Le secret de Gorbatchev
Interchangeables, fripés, cacochymes, les hiérarques du Kremlin se succédaient, prononçaient des discours convenus, chancelaient, s'éteignaient, étaient portés en terre par d'autres vieillards. La sénescence des chefs semblait refléter celle de l'Empire même.
C'est en partie pour conjurer ce sentiment que le bureau politique, dont six membres sur dix avaient près ou plus de 80 ans, s'était tourné vers son benjamin, alors âgé de 54 ans seulement.
Mikhaïl Gorbatchev était bel homme. Des taches de vin (qu'il se refusa bientôt à faire retoucher sur ses portraits officiels) maculaient son front. Mais son visage était régulier et presque harmonieux. On lui attribuait d'ailleurs, comme à beaucoup de Russes du Sud, des origines grecques.
Gorbatchev pouvait s'enorgueillir d'une épouse encore jeune d'allure et d'esprit, bien faite, aux pommettes asiatiques, aux prunelles vives : Raïssa. Ils étaient unis de longue date. Mais il en était toujours épris.
L’influence des services d’espionnage
À vrai dire, les services d'espionnage ne furent pas étrangers à ce choix : Gorbatchev avait été mandaté par les têtes pensantes du KGB pour être le "Deng Xiaoping russe". C'est-à-dire pratiquer une ouverture économique associée à un verrouillage du système.

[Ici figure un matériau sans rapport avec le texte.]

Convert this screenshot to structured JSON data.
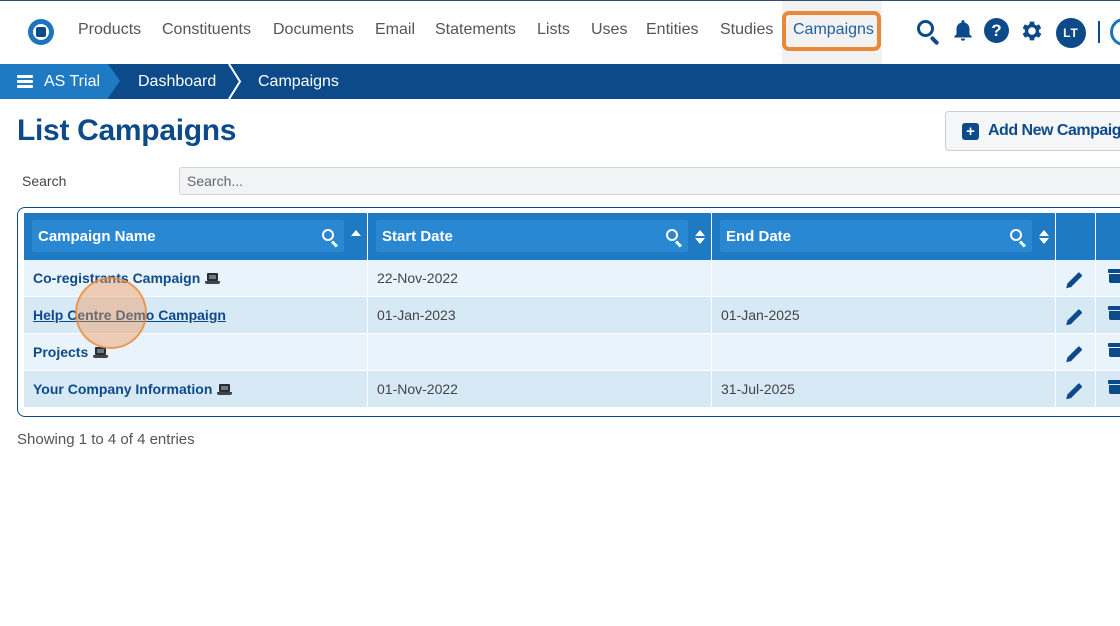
{
  "nav": {
    "items": [
      "Products",
      "Constituents",
      "Documents",
      "Email",
      "Statements",
      "Lists",
      "Uses",
      "Entities",
      "Studies",
      "Campaigns"
    ],
    "active": "Campaigns",
    "avatar_initials": "LT",
    "icons": [
      "logo-icon",
      "search-icon",
      "bell-icon",
      "help-icon",
      "gear-icon"
    ]
  },
  "breadcrumb": {
    "items": [
      "AS Trial",
      "Dashboard",
      "Campaigns"
    ]
  },
  "page": {
    "title": "List Campaigns",
    "add_button_label": "Add New Campaign"
  },
  "search": {
    "label": "Search",
    "placeholder": "Search..."
  },
  "table": {
    "columns": [
      "Campaign Name",
      "Start Date",
      "End Date"
    ],
    "rows": [
      {
        "name": "Co-registrants Campaign",
        "start": "22-Nov-2022",
        "end": "",
        "has_laptop": true
      },
      {
        "name": "Help Centre Demo Campaign",
        "start": "01-Jan-2023",
        "end": "01-Jan-2025",
        "has_laptop": false
      },
      {
        "name": "Projects",
        "start": "",
        "end": "",
        "has_laptop": true
      },
      {
        "name": "Your Company Information",
        "start": "01-Nov-2022",
        "end": "31-Jul-2025",
        "has_laptop": true
      }
    ]
  },
  "footer": {
    "entries_text": "Showing 1 to 4 of 4 entries"
  },
  "colors": {
    "primary": "#0d4a8a",
    "header_blue": "#1f7ac4",
    "highlight_orange": "#e8893a",
    "row_light": "#e9f3fb",
    "row_dark": "#d8e9f6"
  }
}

Il fallait donc prendre des mesures immédiates, et Gorbatchev chargea Yakovlev d'y réfléchir. Il le rappela à Moscou pour le nommer à la tête d'un étrange centre scientifique, l'Imemo (Institut des relations internationales et de l'économie mondiale), avec mission d'en faire un laboratoire d'idées.
Cet autre "Vautrin" mit alors à la disposition du "Rastignac du Kremlin" un vaste réseau d'intellectuels nourris de dossiers.

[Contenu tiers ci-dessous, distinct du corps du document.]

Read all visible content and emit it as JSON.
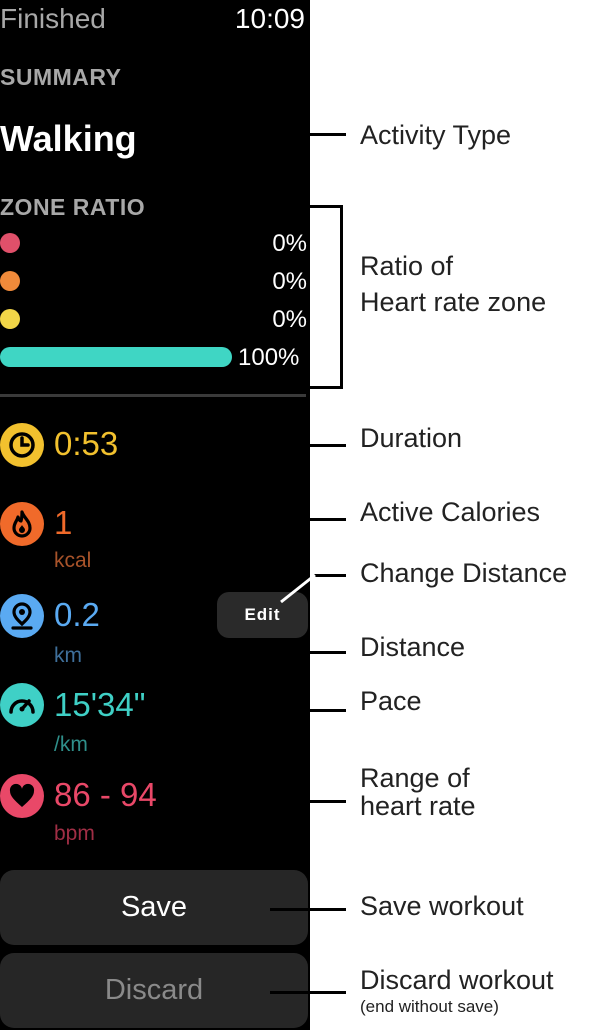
{
  "status_bar": {
    "title": "Finished",
    "time": "10:09"
  },
  "summary": {
    "heading": "SUMMARY",
    "activity_type": "Walking"
  },
  "zone_ratio": {
    "heading": "ZONE RATIO",
    "zones": [
      {
        "color": "#e0506a",
        "percent_label": "0%",
        "ratio": 0
      },
      {
        "color": "#f08a3a",
        "percent_label": "0%",
        "ratio": 0
      },
      {
        "color": "#f2d648",
        "percent_label": "0%",
        "ratio": 0
      },
      {
        "color": "#3fd6c4",
        "percent_label": "100%",
        "ratio": 1
      }
    ]
  },
  "metrics": {
    "duration": {
      "icon": "clock-icon",
      "value": "0:53",
      "color": "#f2c12e"
    },
    "calories": {
      "icon": "flame-icon",
      "value": "1",
      "unit": "kcal",
      "color": "#f06a2a",
      "unit_color": "#a8532a"
    },
    "distance": {
      "icon": "location-pin-icon",
      "value": "0.2",
      "unit": "km",
      "color": "#5aaaf2",
      "unit_color": "#3f6f9a"
    },
    "pace": {
      "icon": "speedometer-icon",
      "value": "15'34\"",
      "unit": "/km",
      "color": "#3fd0c6",
      "unit_color": "#2f8f8a"
    },
    "heart_rate": {
      "icon": "heart-icon",
      "value": "86 - 94",
      "unit": "bpm",
      "color": "#e94868",
      "unit_color": "#a02e45"
    }
  },
  "edit_button": {
    "label": "Edit"
  },
  "actions": {
    "save_label": "Save",
    "discard_label": "Discard"
  },
  "annotations": {
    "activity_type": "Activity Type",
    "zone_ratio_line1": "Ratio of",
    "zone_ratio_line2": "Heart rate zone",
    "duration": "Duration",
    "active_calories": "Active Calories",
    "change_distance": "Change Distance",
    "distance": "Distance",
    "pace": "Pace",
    "heart_rate_line1": "Range of",
    "heart_rate_line2": "heart rate",
    "save_workout": "Save workout",
    "discard_workout": "Discard workout",
    "discard_note": "(end without save)"
  }
}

Cependant, les dés n'étaient pas encore jetés. La situation était compliquée. Certes, l'homme fort du moment, Andropov, voulait voir son "protégé" lui succéder, mais à sa mort, au début de l'année 1984, les vieux bonzes du Kremlin lui préférèrent un sénile fonctionnaire du parti65. La faiblesse de ce "leader" attisa la lutte au sommet, qui devint dès lors impitoyable.
Bien choisir ses alliés
Gorbatchev ne s'y trompa guère. Il l'emporta grâce au soutien d'une alliance insolite entre le KGB, l'armée et l'intelligentsia ! Les deux premiers lui semblaient acquis par l'intermédiaire d'Andropov ; Yakovlev lui procura une ouverture inespérée dans les cercles intellectuels moscovites.
Il fit également bénéficier son protecteur de son art de l'intrigue, appris au fil du temps, de son expérience diplomatique et de sa connaissance des États-Unis, acquise en fréquentant l'université de Columbia à la fin des années 1950.
Ce réseau fut très efficace à la veille des élections de Gorbatchev au poste de secrétaire général du PCUS. Le 11 mars 1985, le politburo se réunit pour désigner le nouveau maître du Kremlin. Respectant les termes du marché conclu avec Gorbatchev, l'ami d'Andropov, le puissant ministre des Affaires étrangères Andreï Gromyko, coupa court à tout débat. Comprenant que la partie était jouée, les autres "boyards" le suivirent et Mikhaïl Gorbatchev fut élu.